005. Kisah Jembatan Shirat


 
Kisahnya.
Disebutkan bahwa Allah SWT telah menciptakan jembatan yang berada di atas neraka, terletak di atas neraka, sebuah jembatan yang sangat licin dan dapat menggelincirkan. Jembatan ini memiliki 7 pos yang setiap posnya memiliki jarak 3000 tahun. 1000 tahun berupa tanjakan yang tinggi, 1000 tahun berupa daratan biasa, dan 1000 tahun berupa lereng yang curam.

Sedangkan lebar jembatan tersebut lebih kecil dan lebih lembut dari sehelai rambut, lebih tajam daripada pedang dan lebih malam daripada malam yang pekat. Di setiap gardu atau posnya memiliki 7 cabang, dimana setiap cabang bentuknya bagaikan panah yang ujungnya tajam.

Melihat ganbaran jembatan seperti itu, tak heran banyak orang yang tergelincir masuk neraka. Tapi ada sekelompok umat yang begitu mudahnya melewati jembatan itu bagaikan secepat kilat, namun ada pula yang begitu sulit dan lamban melewatinya.

Syafaat Rasul.

Dalam suatu riwayat diceritakan bahwa sesungguhnya ketika manusia melewati jembatan, maka api neraka berada di bawah telapak kaki mereka, ada yang berada di atas kepala, ada yang berada di sebelah kanan atau kiri mereka dan di depan mereka.

Allah SWT berfirman,

وَإِنْ مِنْكُمْ إِلا وَارِدُهَا كَانَ عَلَى رَبِّكَ حَتْمًا مَقْضِيًّا ٧١
ثُمَّ نُنَجِّي الَّذِينَ اتَّقَوْا وَنَذَرُ الظَّالِمِينَ فِيهَا جِثِيًّا ٧٢

Artinya:
71. dan tidak ada seorangpun dari padamu, melainkan mendatangi neraka itu. hal itu bagi Tuhanmu adalah suatu kemestian yang sudah ditetapkan.
72. kemudian Kami akan menyelamatkan orang-orang yang bertakwa dan membiarkan orang-orang yang zalim di dalam neraka dalam Keadaan berlutut.

Sedangkan neraka itu selalu memakan tubuhnya mulai dari kulit sampai daging sehingga orang yang lewat di atas jembatan itu bagaikan arang hitam, kecuali orang-orang yang selamat dan diselamatkan, diselamatkan di sini dlam arti bahwa diselamatkan oleh Rasulullah SAW.

Dalam sebuah hadits dijelaskan bahwa nanti pada hari kiamat, datanglah sekelompok umat lalu mereka naik ke atas jembatan itu dan Rasulullah SAW pun menoleh kepada mereka seraya berkata,
"Siapakah kalian?"
"Kami adalah umatmu...," jawab mereka.

Rasulullah SAW bersabda,
"Apakah kalian telah melaksanakan perintah-perintahku?"
"Tidak," kata mereka.
Kemudian Rasulullah SAW pun pergi meninggalkan mereka, hingga terjerumuslah mereka ke dalam neraka Jahnnam.

Kemudian datang lagi sekelompok umat lain dan Rasulullah SAW bertanya,
"Apakah kalian berada pada syariat Nabi kalian?

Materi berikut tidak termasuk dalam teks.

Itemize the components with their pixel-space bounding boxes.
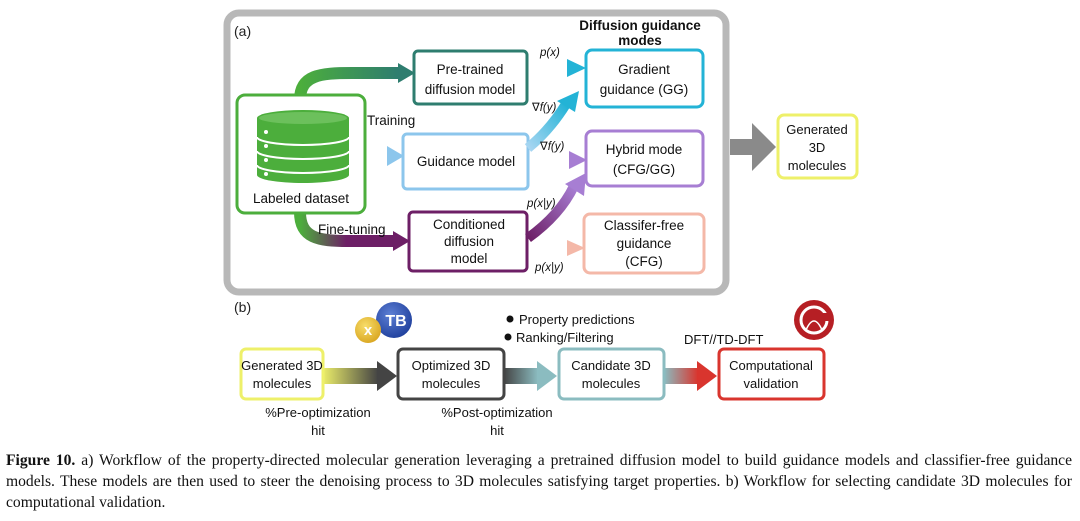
generated-a-line1: Generated: [786, 122, 847, 137]
candidate-line1: Candidate 3D: [571, 358, 651, 373]
optimized-line2: molecules: [422, 376, 481, 391]
validation-line2: validation: [744, 376, 799, 391]
fine-tuning-label: Fine-tuning: [318, 222, 386, 237]
pretrained-line2: diffusion model: [425, 82, 516, 97]
generated-b-line1: Generated 3D: [241, 358, 323, 373]
dft-label: DFT//TD-DFT: [684, 332, 763, 347]
conditioned-line3: model: [451, 251, 488, 266]
pre-hit-line1: %Pre-optimization: [265, 405, 371, 420]
gradient-line2: guidance (GG): [600, 82, 689, 97]
cond-hybrid-arrowhead: [565, 173, 586, 196]
grad-label-2: ∇f(y): [539, 141, 564, 153]
generated-molecules-box: [776, 113, 859, 180]
computational-validation-box: [717, 347, 826, 401]
validation-line1: Computational: [729, 358, 813, 373]
svg-text:x: x: [364, 322, 373, 339]
generated-molecules-b-box: [239, 347, 325, 401]
bullet-ranking-filtering: Ranking/Filtering: [516, 330, 614, 345]
arrow-b2: [504, 368, 538, 384]
generated-a-line3: molecules: [788, 158, 847, 173]
optimized-molecules-box: [396, 347, 506, 401]
optimized-line1: Optimized 3D: [412, 358, 491, 373]
finetune-flow-arrow: [294, 211, 393, 247]
pxy-label-2: p(x|y): [534, 262, 564, 274]
arrow-b1-head: [377, 361, 397, 391]
pre-hit-line2: hit: [311, 423, 325, 438]
grad-label-1: ∇f(y): [531, 102, 556, 114]
arrow-b3-head: [697, 361, 717, 391]
candidate-line2: molecules: [582, 376, 641, 391]
arrow-b2-head: [537, 361, 557, 391]
xtb-logo-icon: x TB: [355, 302, 412, 343]
gradient-guidance-box: [584, 48, 705, 109]
pretrain-flow-arrowhead: [398, 63, 415, 83]
gradient-line1: Gradient: [618, 62, 670, 77]
caption-text: a) Workflow of the property-directed mol…: [6, 452, 1073, 511]
modes-header-line2: modes: [618, 33, 662, 48]
workflow-diagram: (a) Diffusion guidance modes Labeled dat…: [223, 9, 859, 438]
px-arrowhead: [567, 59, 586, 77]
hybrid-line1: Hybrid mode: [606, 142, 683, 157]
pretrain-flow-arrow: [294, 67, 398, 101]
px-label: p(x): [539, 47, 560, 59]
caption-label: Figure 10.: [6, 452, 76, 469]
pretrained-line1: Pre-trained: [437, 62, 504, 77]
gradient-arrowhead: [557, 91, 579, 112]
arrow-b1: [322, 368, 378, 384]
cfg-line3: (CFG): [625, 254, 663, 269]
gaussian-logo-icon: [794, 300, 834, 340]
panel-b-label: (b): [234, 299, 251, 315]
conditioned-model-box: [407, 210, 529, 273]
svg-text:TB: TB: [385, 313, 406, 330]
hybrid-arrowhead: [569, 151, 587, 169]
conditioned-line2: diffusion: [444, 234, 494, 249]
conditioned-line1: Conditioned: [433, 217, 505, 232]
cfg-line2: guidance: [617, 236, 672, 251]
training-flow-arrowhead: [387, 146, 404, 166]
modes-header-line1: Diffusion guidance: [579, 18, 701, 33]
pretrained-model-box: [412, 49, 529, 106]
guidance-model-label: Guidance model: [417, 154, 515, 169]
hybrid-line2: (CFG/GG): [613, 162, 675, 177]
post-hit-line2: hit: [490, 423, 504, 438]
hybrid-mode-box: [584, 129, 705, 188]
candidate-molecules-box: [557, 347, 666, 401]
training-label: Training: [367, 113, 415, 128]
cfg-line1: Classifer-free: [604, 218, 684, 233]
figure-caption: Figure 10. a) Workflow of the property-d…: [6, 450, 1072, 513]
cfg-arrowhead: [567, 240, 585, 256]
panel-a-label: (a): [234, 23, 251, 39]
bullet-dot-1: [506, 315, 514, 323]
arrow-b3: [664, 368, 698, 384]
generated-b-line2: molecules: [253, 376, 312, 391]
labeled-dataset-label: Labeled dataset: [253, 191, 349, 206]
cond-hybrid-arrow: [525, 183, 579, 243]
bullet-dot-2: [504, 333, 512, 341]
pxy-label-1: p(x|y): [526, 198, 556, 210]
database-icon: [256, 110, 350, 183]
finetune-flow-arrowhead: [393, 231, 410, 251]
generated-a-line2: 3D: [809, 140, 826, 155]
bullet-property-predictions: Property predictions: [519, 312, 635, 327]
output-arrow: [730, 123, 776, 171]
post-hit-line1: %Post-optimization: [441, 405, 552, 420]
cfg-box: [582, 212, 706, 275]
gradient-arrow: [524, 101, 571, 152]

Dan adakah kalian berjalan di atas jalan-Nya yang benar?"
"Ya," kata mereka.
Maka dapatlah mereka melewati jembatan itu, dan apabila mereka menjawab "tidak", maka terejrumuslah mereka ke dalam api nereka. Bagi mereka yang tergelincir ke dalam nereka, mereka selalu mengharap syafaat Rasulullah SAW.

Masjid Bisa Menjadi Penolong.
Inilah yang menjadi topik dalam kisah Islam ini, dimana masjid bisa menolong siapa saja yang selalu aktif menjalankan ibadah di dalam masjid itu.

Dalam suatu hadits diterangkan bahwa ada suatu kaum yang datang dan berhenti di atas Shirat seraya berkata,
"Siapakah gerangan yang bakal menyelamatkan kita dari api neraka, padahal kita tidak kuasa melewati jembatan ini."
Mereka menangis sejadi-jadinya mengharap pertolongan dengan amat sangat.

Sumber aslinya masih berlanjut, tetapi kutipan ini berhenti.